Women’s basketball senior guard forges bridge between teammates new and old

Media Credit: Sydney Walsh | Assistant Photo Editor

Maddie Loder is the only senior and four-year veteran of the program on the roster.

Women’s basketball will look to senior guard Maddie Loder to provide a bridge between the newcomers and the veterans of the squad.

Basketball has been a part of Loder’s life since the beginning, picking up basketball when was just 4 years old and playing the sport and soccer for most of her youth. She said she ended up choosing to stick with basketball because she was simply better at it.

“I just fell in love with it because I was bigger than everyone else, and I was better than everybody else,” Loder said. “And from there, you just grow with the sport. You grow up with it and it grows with you.
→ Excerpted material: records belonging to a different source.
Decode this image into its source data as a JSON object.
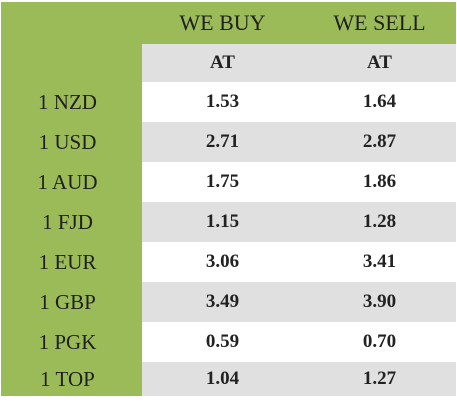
{
  "headers": {
    "buy": "WE BUY",
    "sell": "WE SELL"
  },
  "subheaders": {
    "buy": "AT",
    "sell": "AT"
  },
  "rows": [
    {
      "currency": "1 NZD",
      "buy": "1.53",
      "sell": "1.64"
    },
    {
      "currency": "1 USD",
      "buy": "2.71",
      "sell": "2.87"
    },
    {
      "currency": "1 AUD",
      "buy": "1.75",
      "sell": "1.86"
    },
    {
      "currency": "1 FJD",
      "buy": "1.15",
      "sell": "1.28"
    },
    {
      "currency": "1 EUR",
      "buy": "3.06",
      "sell": "3.41"
    },
    {
      "currency": "1 GBP",
      "buy": "3.49",
      "sell": "3.90"
    },
    {
      "currency": "1 PGK",
      "buy": "0.59",
      "sell": "0.70"
    },
    {
      "currency": "1 TOP",
      "buy": "1.04",
      "sell": "1.27"
    }
  ],
  "colors": {
    "green": "#9bbb59",
    "gray": "#e0e0e0",
    "white": "#ffffff"
  }
}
So it was just great having that for so long.”

Loder said she grew up in the suburbs of Minnesota, about 30 minutes west of the Twin Cities. She played a season-high 21 minutes against the Golden Gophers last Sunday in her hometown reunion.
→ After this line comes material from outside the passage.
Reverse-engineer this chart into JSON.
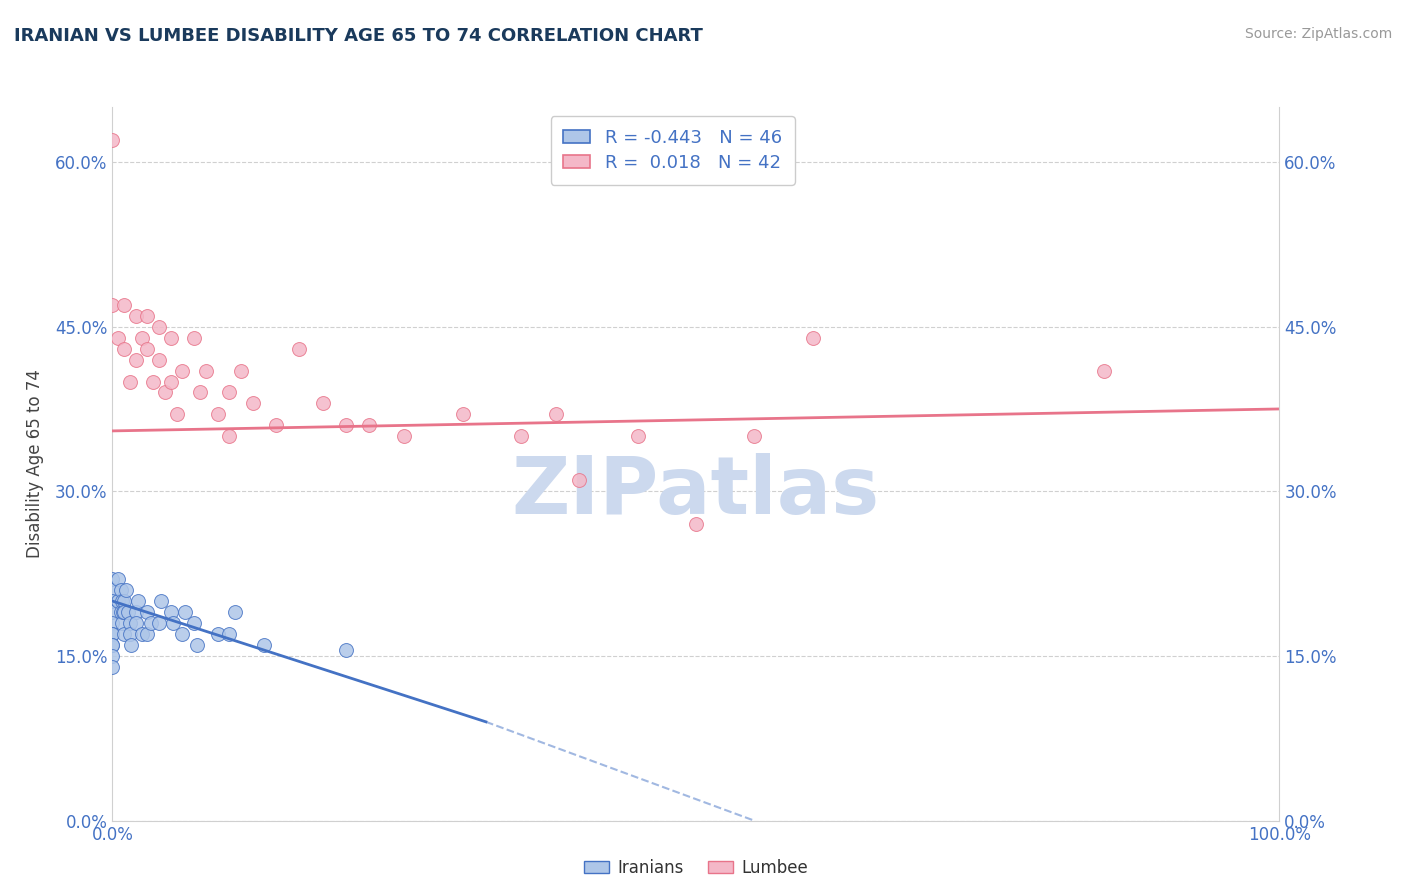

She said she has been encouraging the rest of the team to not only be great basketball players, but “great D.C. residents” as well and take full advantage of their time being in the nation’s capital.
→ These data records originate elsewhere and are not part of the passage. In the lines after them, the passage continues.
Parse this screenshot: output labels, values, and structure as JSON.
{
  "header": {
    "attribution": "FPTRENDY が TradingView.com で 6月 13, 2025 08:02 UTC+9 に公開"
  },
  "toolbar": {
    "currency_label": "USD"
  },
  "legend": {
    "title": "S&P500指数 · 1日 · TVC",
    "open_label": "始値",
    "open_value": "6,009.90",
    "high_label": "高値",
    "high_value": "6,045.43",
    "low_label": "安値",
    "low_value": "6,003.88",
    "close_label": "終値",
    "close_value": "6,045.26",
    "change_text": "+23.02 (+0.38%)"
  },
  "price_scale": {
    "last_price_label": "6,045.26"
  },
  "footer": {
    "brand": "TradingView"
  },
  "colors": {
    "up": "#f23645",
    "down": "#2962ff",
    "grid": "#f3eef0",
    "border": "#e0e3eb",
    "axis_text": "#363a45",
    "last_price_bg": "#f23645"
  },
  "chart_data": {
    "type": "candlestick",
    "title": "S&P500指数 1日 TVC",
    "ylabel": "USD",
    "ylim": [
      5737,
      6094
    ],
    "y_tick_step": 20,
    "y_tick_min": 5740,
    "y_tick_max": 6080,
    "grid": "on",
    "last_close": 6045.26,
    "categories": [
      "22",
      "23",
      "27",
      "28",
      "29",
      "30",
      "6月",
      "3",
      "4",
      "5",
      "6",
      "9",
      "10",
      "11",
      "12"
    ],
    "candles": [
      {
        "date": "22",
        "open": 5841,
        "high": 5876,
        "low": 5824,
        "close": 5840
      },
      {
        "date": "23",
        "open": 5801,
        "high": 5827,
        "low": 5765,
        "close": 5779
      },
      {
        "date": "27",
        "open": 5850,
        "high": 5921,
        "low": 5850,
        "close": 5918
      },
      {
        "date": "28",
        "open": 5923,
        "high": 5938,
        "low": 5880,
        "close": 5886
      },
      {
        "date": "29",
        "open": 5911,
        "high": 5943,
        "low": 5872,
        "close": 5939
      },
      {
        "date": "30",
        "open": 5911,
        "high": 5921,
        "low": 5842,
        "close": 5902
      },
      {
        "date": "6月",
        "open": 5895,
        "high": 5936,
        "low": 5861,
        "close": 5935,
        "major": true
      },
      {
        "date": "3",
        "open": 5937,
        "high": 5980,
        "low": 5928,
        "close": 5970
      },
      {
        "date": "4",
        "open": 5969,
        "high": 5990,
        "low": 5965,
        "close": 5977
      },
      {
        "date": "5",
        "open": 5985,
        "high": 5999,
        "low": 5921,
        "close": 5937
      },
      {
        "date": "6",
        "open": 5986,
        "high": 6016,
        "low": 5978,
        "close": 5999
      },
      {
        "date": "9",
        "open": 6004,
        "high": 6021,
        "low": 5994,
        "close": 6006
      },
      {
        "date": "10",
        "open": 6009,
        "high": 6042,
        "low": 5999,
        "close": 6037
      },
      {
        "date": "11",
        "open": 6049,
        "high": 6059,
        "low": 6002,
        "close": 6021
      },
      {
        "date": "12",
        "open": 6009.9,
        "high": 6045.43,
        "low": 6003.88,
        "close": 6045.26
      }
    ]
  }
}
“Slightly put, I’m very much not from the city,” Loder said. “So coming here has been one of the greatest adventures, just living in D.C. being so close to the monuments. Sometimes when I’m frustrated after practice, I just walk down, I find myself down by the National Mall and I’m like ‘How did I get here? This is where I live.’”

This year, Loder is the only senior and four-year veteran of the program on the roster. Though three graduate students are also on the roster, all of them have transferred in from other schools.

“I’ve played a lot of games,” Loder said. “I’ve played a lot of minutes. I know what’s going on. And I think that’s the biggest thing for me has been just like, ‘Hey, I know what happens here. I know what we do. And this is what coaches say that we’re going to do.’ So I know how to implement it.”

Last year, Loder appeared in 23 games, starting in 18 of them, while averaging 4.8 points, 1.4 rebounds and 1.6 assists per game. She shot 29.5 percent from the floor and led the team from the charity stripe shooting 87.9 percent.

In her GW career, she has played in 75 games for a total of 1,609 minutes donning the buff and blue prior to the beginning of this season.

Though Loder has spent four years with the Colonials, she said it doesn’t feel that long with the arrival of a new head coach Caroline McCombs and her staff in her final year. This year Loder has hit just 1-of-8 from the field for a total of 3 points while accumulating five defensive rebounds and four assists.

“I’m basically a freshman again because everything is new,” Loder said. “We’re playing a completely different defense than I’ve played in the last three years.”

Despite being the only senior, Loder said she can rely on the other five returning members of the roster to deliver the message of what they’re about to the rest of the squad.

“I’m not doing this by myself,” Loder said. “I have Mayowa. I have Faith and Essence who were both here. And even our sophomores Piper and Aurea, they’ve been awesome and helping us just move forward with what we want to do and what we want to be.”

Loder will look to recreate some similar season defining moments in the remainder of her final season, starting with a home matchup against Quinnipiac Monday.

Loder said the most memorable moment of her long GW career was redshirt junior forward Mayowa Taiwo’s buzzer-beating shot with 0.9 seconds left against Memphis that gave the Colonials a 64-63 win over the Tigers in 2019. Junior forward Faith Blethen hit Taiwo with an inbound pass and Taiwo leapt to snatch the ball and power her way through contact to lay in the ball.

“There was just so much freaking joy from that moment,” Loder said. “Beating a school like Memphis, that was the second year that we had played them and we beat them the first year, and just going down to Memphis being able to play them and having that moment of just seeing all your hard work pay off.”